In other words, under the rubric of “classical education” there is room for a great deal of flexibility. Whether limiting classical education to the trivium and quadrivium of the Middle Ages is a good idea considering the needs of the 21st century can be debated. The term “classic” should not be used to limit education, but to expand it as a parent or an educational institution may see necessary. And since there are no rules that limit how one educates, parents must always ask: What does the educator mean by “classical”? I am in basic agreement with the overall goal of what is usually called classical education: the development of intellectual curiosity and competence; above all the development of brain power.

The human brain, given us by a very generous God, is the most powerful organism in the universe.  It has created the atomic bomb and the jumbo jet, sent a man from Earth to the Moon and back, produced exquisite beauty in music, art, and literature, and put God’s word on parchment. A child’s brain should be taught to honor its Creator by being given the power to use that brain purposefully.

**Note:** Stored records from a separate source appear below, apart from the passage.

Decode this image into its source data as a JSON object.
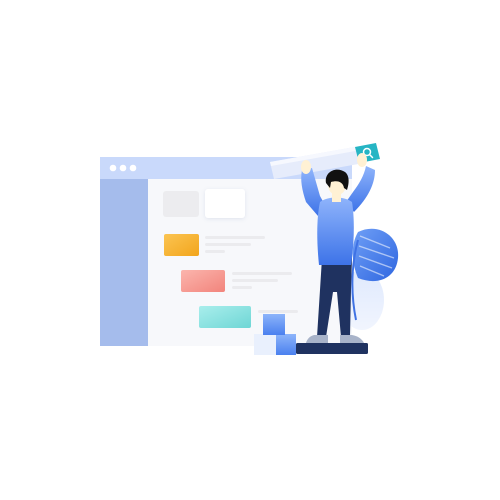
{
  "colors": {
    "titlebar": "#c9d9fb",
    "sidebar": "#a5bcec",
    "content_bg": "#f7f8fb",
    "card_gray": "#ececef",
    "card_white": "#ffffff",
    "tile_orange": "#f7b531",
    "tile_red": "#f59a93",
    "tile_teal": "#8de3e1",
    "text_line": "#ebebee",
    "search_accent": "#26b5c4",
    "shirt": "#4f86f0",
    "pants": "#1f3260",
    "skin": "#fff1d4",
    "hair": "#111111",
    "plant": "#4b84f0",
    "box": "#6e9ff5",
    "pedestal": "#1f3260"
  },
  "icons": {
    "window_dots": "window-dots-icon",
    "search": "search-icon",
    "plant": "leaf-icon"
  }
}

What gives the brain its power is its ability to deal with symbols. Every human being is born with a language faculty. Language is a system of sound symbols that are used to represent reality so that we can communicate with one another and manipulate the objects we learn to name. Language has four important functions: first, to know God by being in communication with Him as Adam was in the Garden of Eden, and also through prayer and private conversation; second, to know reality by naming every aspect of it; third, to know others by communication; and fourth to know oneself. We daydream in language. Our inner dialogue is in language.

In other words, man was exalted in a way that no other species was by his Creator. Thus, increasing and expanding one’s vocabulary is necessary not only for the advancement of man’s purpose on earth, but also to carry out God’s commandments. Besides having been given the faculty of speech we were also endowed with a voice-box that could express thoughts and ideas by sounds. An extraordinary physical phenomenon that no other creature has.

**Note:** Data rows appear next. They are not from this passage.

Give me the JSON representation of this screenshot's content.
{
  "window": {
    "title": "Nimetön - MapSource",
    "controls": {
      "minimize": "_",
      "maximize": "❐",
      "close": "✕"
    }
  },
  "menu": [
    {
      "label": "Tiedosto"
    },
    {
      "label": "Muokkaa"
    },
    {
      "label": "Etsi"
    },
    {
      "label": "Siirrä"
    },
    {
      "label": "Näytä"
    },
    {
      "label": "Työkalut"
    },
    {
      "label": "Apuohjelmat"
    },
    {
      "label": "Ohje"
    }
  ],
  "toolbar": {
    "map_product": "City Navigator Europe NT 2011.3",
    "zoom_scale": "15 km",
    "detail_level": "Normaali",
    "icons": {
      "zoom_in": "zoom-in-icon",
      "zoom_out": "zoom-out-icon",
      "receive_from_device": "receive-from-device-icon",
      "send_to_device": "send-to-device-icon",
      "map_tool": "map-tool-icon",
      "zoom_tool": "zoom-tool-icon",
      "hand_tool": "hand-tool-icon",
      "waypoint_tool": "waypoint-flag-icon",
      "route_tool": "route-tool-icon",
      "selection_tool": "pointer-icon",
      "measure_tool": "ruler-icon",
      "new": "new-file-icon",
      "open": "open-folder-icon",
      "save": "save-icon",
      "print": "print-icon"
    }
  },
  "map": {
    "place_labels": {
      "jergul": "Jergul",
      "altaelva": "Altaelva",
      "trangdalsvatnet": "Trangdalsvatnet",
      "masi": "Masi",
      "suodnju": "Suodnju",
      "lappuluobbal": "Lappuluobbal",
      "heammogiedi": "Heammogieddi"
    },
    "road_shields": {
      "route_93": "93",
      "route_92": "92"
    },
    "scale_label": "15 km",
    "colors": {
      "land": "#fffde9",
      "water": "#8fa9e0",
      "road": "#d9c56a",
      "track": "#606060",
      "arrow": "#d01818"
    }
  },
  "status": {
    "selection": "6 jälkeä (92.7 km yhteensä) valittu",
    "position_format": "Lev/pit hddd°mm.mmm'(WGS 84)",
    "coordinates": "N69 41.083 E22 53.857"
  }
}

The importance and power of language was well understood by the ancient Hebrews when they wrote the Old Testament. It was understood by the Greeks and Romans. It was well understood in the monasteries of the Middle Ages. It was understood by early Americans, in particular Noah Webster, who wrote the first American dictionary. But in 21st-century America, language among the young has been reduced to grunts and groans. Letter writing has degenerated into abbreviated email and text lingo, and black members of the underclass speak ebonics, a new primitive language based on English.

Yet, the key to intellectual development and power is knowledge and use of language. That is why so many classical education programs include instruction in Latin. This is not the Latin spoken in Latin America, as believed by former Vice President Al Gore. This is the language spoken in ancient Rome, but also used by scholars and theologians throughout the Christian Western world to communicate with one another. Meanwhile, the Italians have no desire to revive Latin as the modern language of Italy. All the European Romance languages have their origins in ancient Latin: Italian, French, Spanish, Portuguese, Romanian, etc. Many English words are derived from Latin, which is why it is still taught in classical education.

The only language that has been revived from its ancient roots is the Hebrew spoken in modern Israel. It is amazing to hear the language of the Old Testament used in everyday speech by radio and television commentators, athletes, political leaders, military men, fashion models, children at play, and people in the supermarket and shopping mall.

The ability to deal with language, of course, begins at home as the child learns to speak his own language. If the family is bilingual, the child will learn two languages, which gives him or her an advantage in developing a wide range of accented speech. A good vocabulary spoken at home also helps a child enhance his own language development. But it is when formal learning begins that a child can make great strides in developing his mastery of language by learning to read with alphabetic phonics, writing by cursive script, and learning to count by arithmetic. 

Generally, a classical education puts great emphasis on how and what a child is taught in those primary years. The child’s brain at that period can be easily impaired by the wrong kind of teaching. The public schools do everything wrong, which is why so many children become learning disabled by the third grade. That is why homeschoolers are anxious to do everything right. But our popular culture has been so badly corrupted by the wrong-doers that it takes considerable effort to know how to do the right thing.

Despite how much we may approve of teaching a child Latin, which was once the lingua franca of the Western Christian world, its only practical use today is in learning the roots of our multisyllabic words. Today’s world language is English, and that is why it is being arduously studied by the Chinese, Indians, Koreans, and everyone else, while it is not being effectively taught in American public schools.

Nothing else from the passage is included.